Rosmiati , S.Si
(Pemerhati Sosial)
“Melarang setiap orang dengan sengaja dan tanpa hak mendistribusikan dan/atau mentransmisikan dan/atau membuat dapat diaksesnya informasi Elektronik dan/atau dokumen elektronik yang memiliki muatan penghinaan dan/atau pencemaran nama baik (pasal 27 ayat 3 UU ITE Tahun 2008)” Itulah bunyi dari salah satu pasal UU ITE yang kemudian menjerat banyak orang. Bahkan menurut Menteri Komunikasi dan Informatika (Menkominfo) Rudiantara mengatakan bahwa sudah 74 orang yang menjadi korban akibat UU tersebut.
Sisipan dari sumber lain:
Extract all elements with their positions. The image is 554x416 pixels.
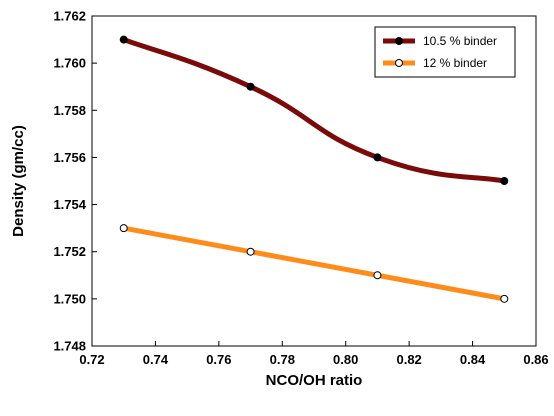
x-tick-label: 0.86 bbox=[523, 352, 548, 367]
data-point-series-1 bbox=[373, 153, 382, 162]
y-axis-title: Density (gm/cc) bbox=[10, 125, 27, 237]
y-axis-ticks: 1.748 1.750 1.752 1.754 1.756 1.758 1.760 1.762 bbox=[53, 9, 97, 354]
plot-area-frame bbox=[91, 15, 537, 347]
data-point-series-1 bbox=[119, 35, 128, 44]
y-tick-label: 1.760 bbox=[53, 56, 86, 71]
legend: 10.5 % binder 12 % binder bbox=[374, 26, 516, 78]
y-tick-label: 1.756 bbox=[53, 150, 86, 165]
legend-marker-2 bbox=[395, 59, 403, 67]
x-axis-title: NCO/OH ratio bbox=[266, 372, 363, 389]
legend-label-2: 12 % binder bbox=[423, 56, 487, 70]
data-point-series-1 bbox=[500, 177, 509, 185]
series-layer bbox=[119, 35, 509, 303]
data-point-series-2 bbox=[500, 294, 509, 303]
y-tick-label: 1.750 bbox=[53, 291, 86, 306]
data-point-series-2 bbox=[373, 271, 382, 280]
x-tick-label: 0.76 bbox=[206, 352, 231, 367]
x-tick-label: 0.84 bbox=[460, 352, 486, 367]
data-point-series-2 bbox=[119, 224, 128, 233]
x-tick-label: 0.80 bbox=[333, 352, 358, 367]
y-tick-label: 1.762 bbox=[53, 9, 86, 24]
series-line-2 bbox=[123, 225, 505, 302]
y-tick-label: 1.754 bbox=[53, 197, 86, 212]
x-tick-label: 0.74 bbox=[143, 352, 169, 367]
series-line-1 bbox=[122, 37, 505, 184]
y-tick-label: 1.758 bbox=[53, 103, 86, 118]
y-tick-label: 1.752 bbox=[53, 244, 86, 259]
x-tick-label: 0.72 bbox=[79, 352, 104, 367]
legend-box bbox=[374, 26, 516, 78]
data-point-series-2 bbox=[246, 247, 255, 256]
x-axis-ticks: 0.72 0.74 0.76 0.78 0.80 0.82 0.84 0.86 bbox=[79, 341, 549, 367]
x-tick-label: 0.82 bbox=[396, 352, 421, 367]
data-point-series-1 bbox=[246, 82, 255, 91]
legend-marker-1 bbox=[395, 37, 403, 45]
x-tick-label: 0.78 bbox=[270, 352, 295, 367]
y-tick-label: 1.748 bbox=[53, 339, 86, 354]
legend-label-1: 10.5 % binder bbox=[423, 34, 497, 48]
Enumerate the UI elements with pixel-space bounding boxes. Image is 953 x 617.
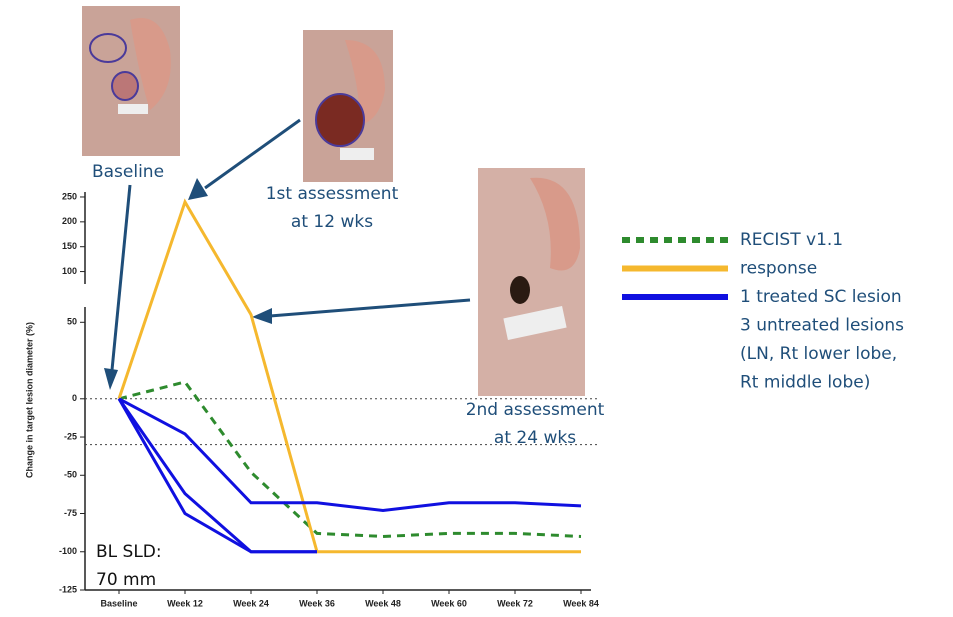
y-axis-label: Change in target lesion diameter (%)	[24, 322, 34, 478]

Tentu kita masih ingat kasus Buni Yani di tahun 2016 silam yang juga terjerat UU ITE akibat postingannya yang dinilai menyebarkan kebencian dan berbau SARA. Buni Yani dijerat dengan pasal 28 ayat (2) UU No 11 Tahun 2008 (detiknews, 24/11/2016). Dan pada tahun ini kembali seorang musisi tanah air sekaligus caleg dari Partai Gerindra ditahan akibat pelanggarannya terhadap UU ITE. Ahmad Dani dikatakan terbukti melakukan ujaran kebencian melalui postingan di salah satu akun media sosialnya. Politisi dari Partai Gerindra itu pun ditahan dengan hukuman penjara 1,5 tahun. Meskipun sebelumnya (tahun lalu) salah satu kuasa hukumnya, Ali Lubis mengatakan bahwa ahli bahasa dari pihak jaksa penuntut menilai twit Ahmad Dani itu pendapat bukanlah ujaran kebencian. (Tirto id, 19/11/2018)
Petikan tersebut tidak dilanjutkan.